The port listings all end with "///", so I use awk to match those lines and output the port and protocol fields. Notice the "-F/" option so that awk uses the slash character as the field delimiter instead of whitespace. After that it's the same "sort ... | uniq -c | sort ..." pipeline we used in the last case to format the output.

The easiest case is actually the regular Nmap output:

$ awk '/^[0-9]/ {print $1}' test.nmap | sort | uniq -c | sort -nr -k1 -k2
6 443/tcp
5 80/tcp
3 22/tcp
2 3306/tcp
1 9100/tcp
...

The lines about open ports are the only ones in the output that start with digits. So it's a quick awk expression to match these lines and output the port specifier. After that, we use the same pipeline we used in the previous examples to format the output appropriately.

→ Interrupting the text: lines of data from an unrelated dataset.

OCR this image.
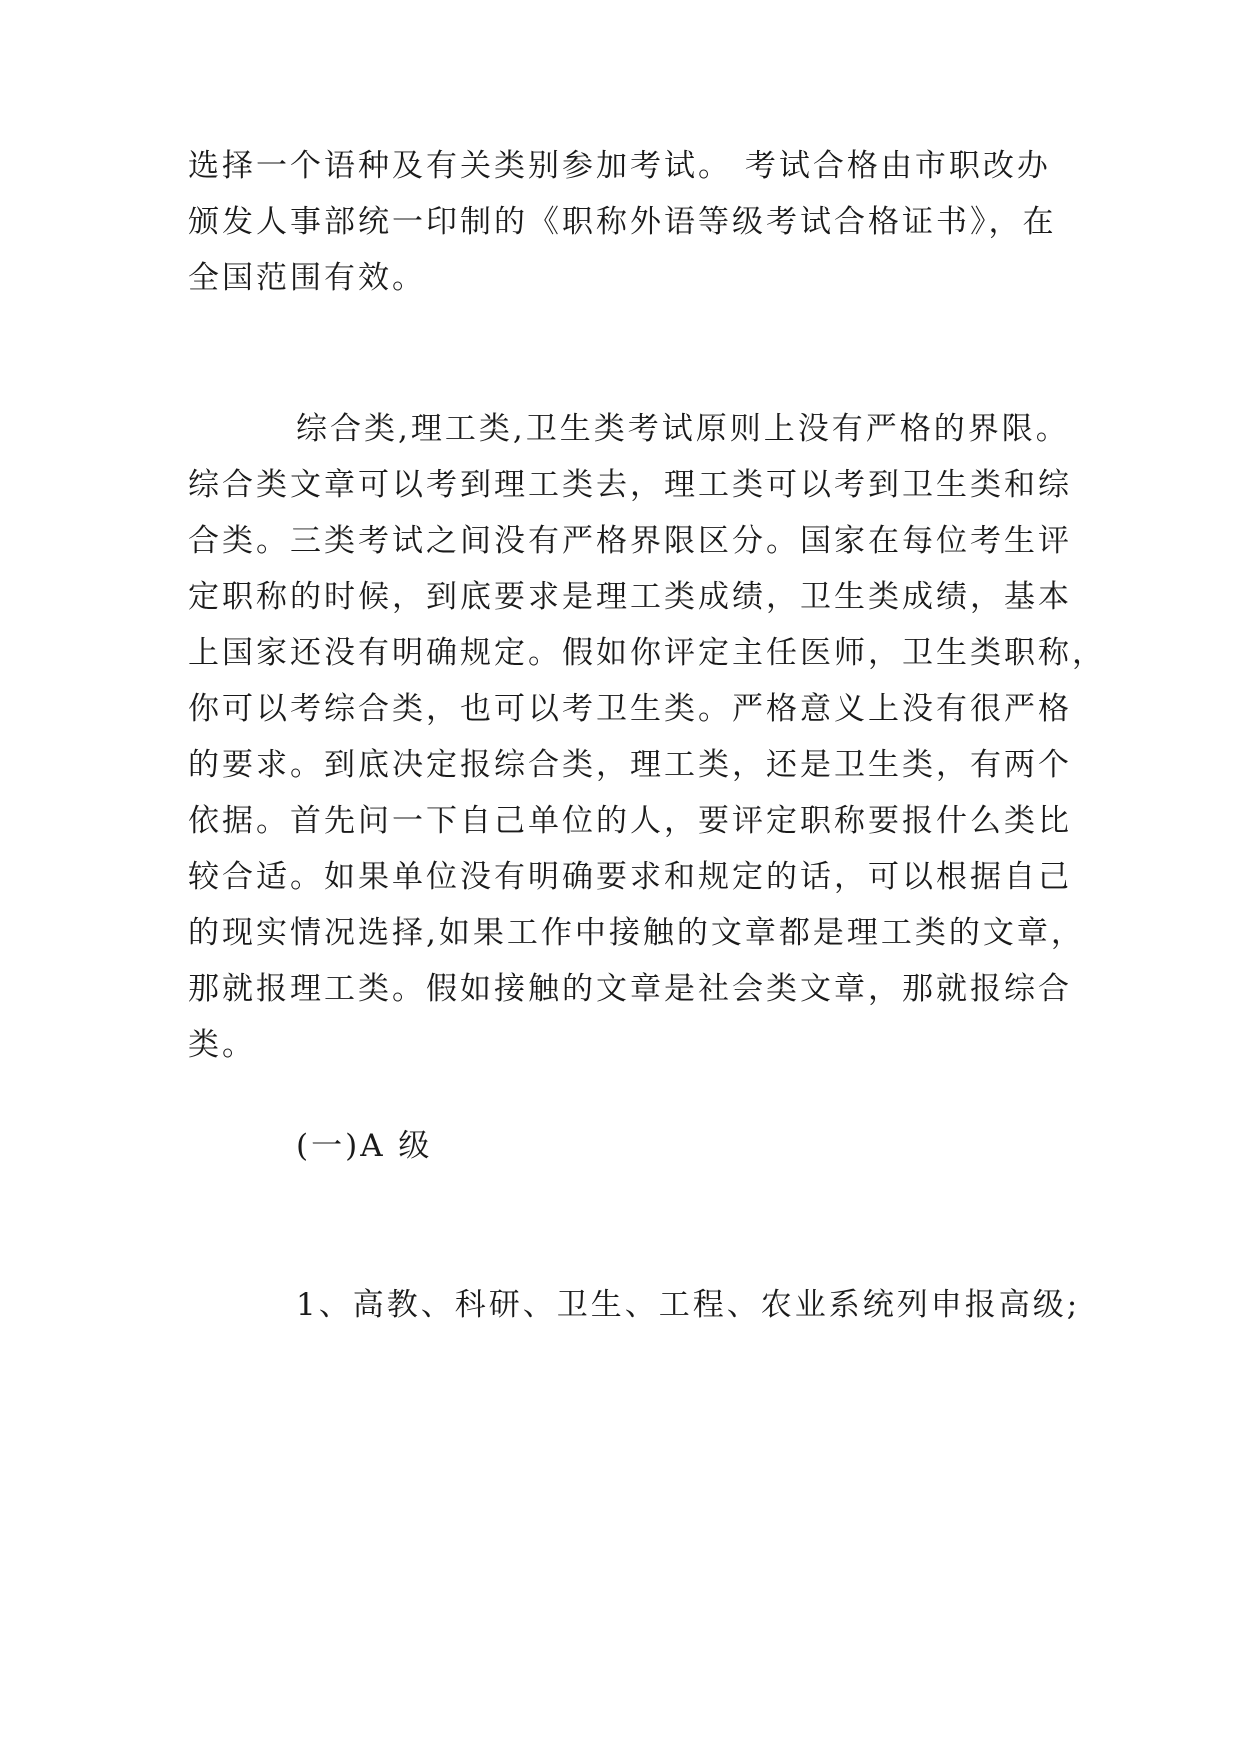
选择一个语种及有关类别参加考试。 考试合格由市职改办
颁发人事部统一印制的《职称外语等级考试合格证书》，在
全国范围有效。
综合类,理工类,卫生类考试原则上没有严格的界限。
综合类文章可以考到理工类去，理工类可以考到卫生类和综
合类。三类考试之间没有严格界限区分。国家在每位考生评
定职称的时候，到底要求是理工类成绩，卫生类成绩，基本
上国家还没有明确规定。假如你评定主任医师，卫生类职称，
你可以考综合类，也可以考卫生类。严格意义上没有很严格
的要求。到底决定报综合类，理工类，还是卫生类，有两个
依据。首先问一下自己单位的人，要评定职称要报什么类比
较合适。如果单位没有明确要求和规定的话，可以根据自己
的现实情况选择,如果工作中接触的文章都是理工类的文章，
那就报理工类。假如接触的文章是社会类文章，那就报综合
类。
(一)A 级
1、高教、科研、卫生、工程、农业系统列申报高级;
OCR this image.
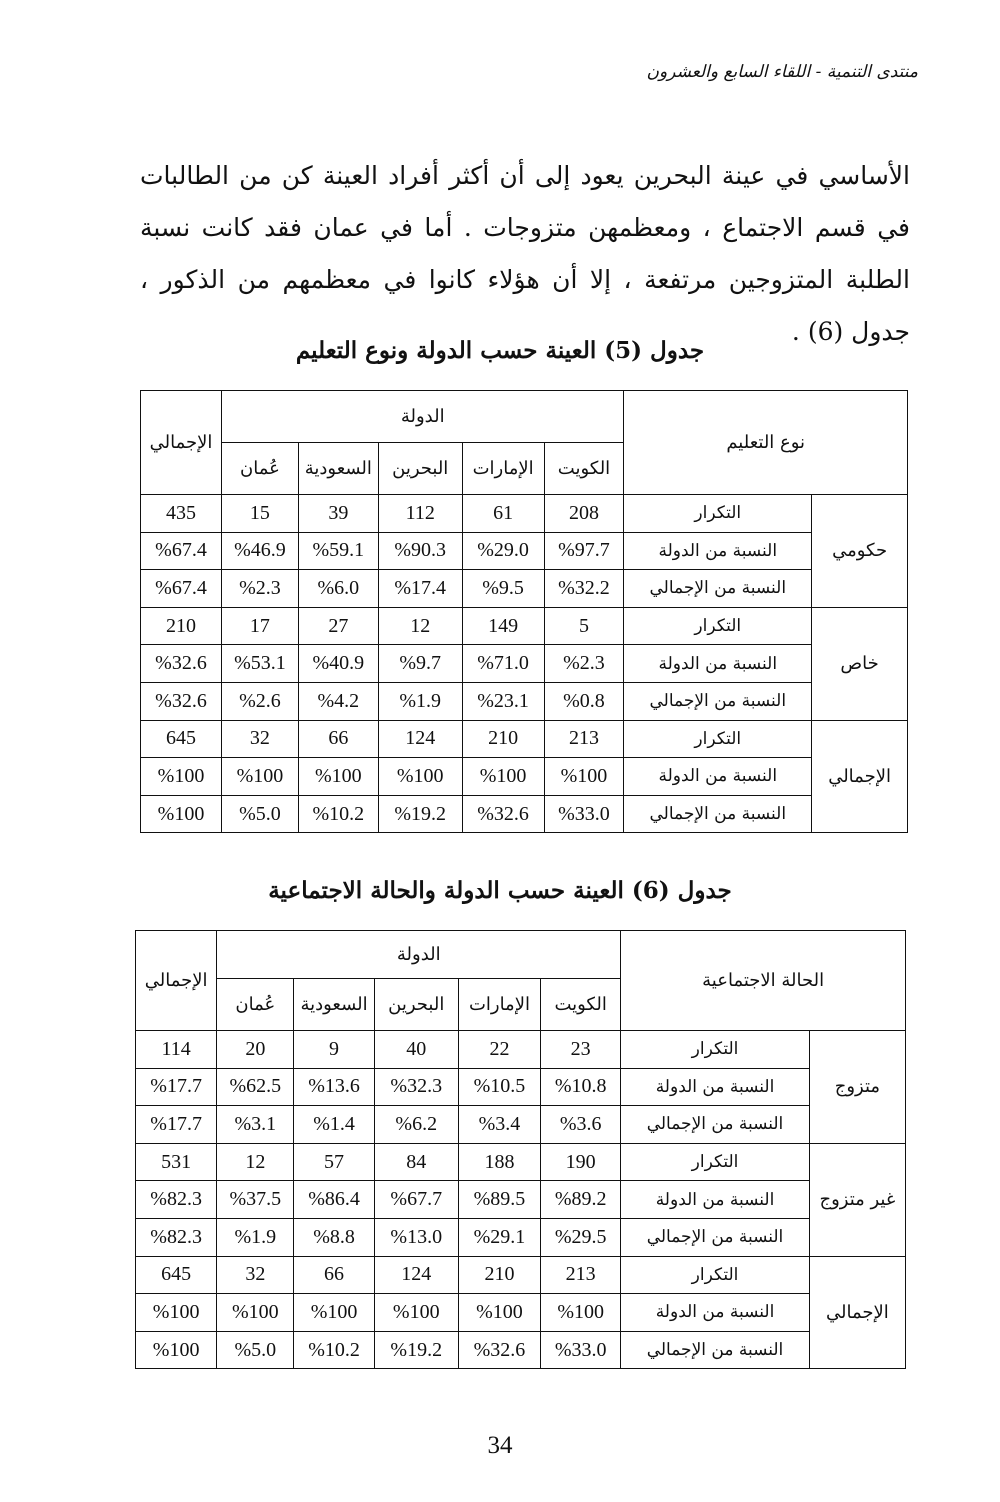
منتدى التنمية - اللقاء السابع والعشرون
الأساسي في عينة البحرين يعود إلى أن أكثر أفراد العينة كن من الطالبات في قسم الاجتماع ، ومعظمهن متزوجات . أما في عمان فقد كانت نسبة الطلبة المتزوجين مرتفعة ، إلا أن هؤلاء كانوا في معظمهم من الذكور ، جدول (6) .
جدول (5) العينة حسب الدولة ونوع التعليم
نوع التعليم		الدولة					الإجمالي
		الكويت	الإمارات	البحرين	السعودية	عُمان	
حكومي	التكرار	208	61	112	39	15	435
	النسبة من الدولة	%97.7	%29.0	%90.3	%59.1	%46.9	%67.4
	النسبة من الإجمالي	%32.2	%9.5	%17.4	%6.0	%2.3	%67.4
خاص	التكرار	5	149	12	27	17	210
	النسبة من الدولة	%2.3	%71.0	%9.7	%40.9	%53.1	%32.6
	النسبة من الإجمالي	%0.8	%23.1	%1.9	%4.2	%2.6	%32.6
الإجمالي	التكرار	213	210	124	66	32	645
	النسبة من الدولة	%100	%100	%100	%100	%100	%100
	النسبة من الإجمالي	%33.0	%32.6	%19.2	%10.2	%5.0	%100
جدول (6) العينة حسب الدولة والحالة الاجتماعية
الحالة الاجتماعية		الدولة					الإجمالي
		الكويت	الإمارات	البحرين	السعودية	عُمان	
متزوج	التكرار	23	22	40	9	20	114
	النسبة من الدولة	%10.8	%10.5	%32.3	%13.6	%62.5	%17.7
	النسبة من الإجمالي	%3.6	%3.4	%6.2	%1.4	%3.1	%17.7
غير متزوج	التكرار	190	188	84	57	12	531
	النسبة من الدولة	%89.2	%89.5	%67.7	%86.4	%37.5	%82.3
	النسبة من الإجمالي	%29.5	%29.1	%13.0	%8.8	%1.9	%82.3
الإجمالي	التكرار	213	210	124	66	32	645
	النسبة من الدولة	%100	%100	%100	%100	%100	%100
	النسبة من الإجمالي	%33.0	%32.6	%19.2	%10.2	%5.0	%100
34
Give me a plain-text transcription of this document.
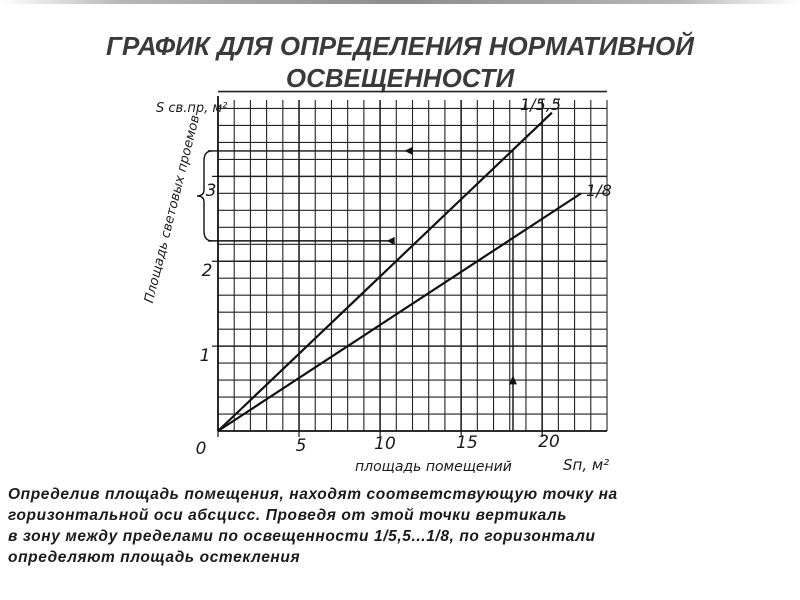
ГРАФИК ДЛЯ ОПРЕДЕЛЕНИЯ НОРМАТИВНОЙ
ОСВЕЩЕННОСТИ
0	5	10	15	20
1
2
3
S св.пр, м²
Площадь световых проемов
площадь помещений	Sп, м²
1/5,5
1/8

Определив площадь помещения, находят соответствующую точку на

горизонтальной оси абсцисс. Проведя от этой точки вертикаль

в зону между пределами по освещенности 1/5,5...1/8, по горизонтали

определяют площадь остекления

So, Tim, my shell may not have built-in tools to parse XML but it's apparently three times the shell that yours is. Stick that in your port and smoke it.

Because Davide sed So

Proving he's not just a whiz at awk, Davide Brini wrote in with a more elegant sed idiom for just printing the lines that match our substitution:

$ sed -n 's/^<port protocol="\([^"]*\)" portid="\([^"]*\)"><state state="open".*/\2\/\1/p' test.xml | 
sort | uniq -c | sort -nr -k1 -k2

6 443/tcp
5 80/tcp
3 22/tcp
2 3306/tcp
1 9100/tcp
...

"sed -n ..." suppresses the normal sed output and "s/.../.../p" causes the lines that match our substitution to be printed out. And that's much easier. Thanks, Davide!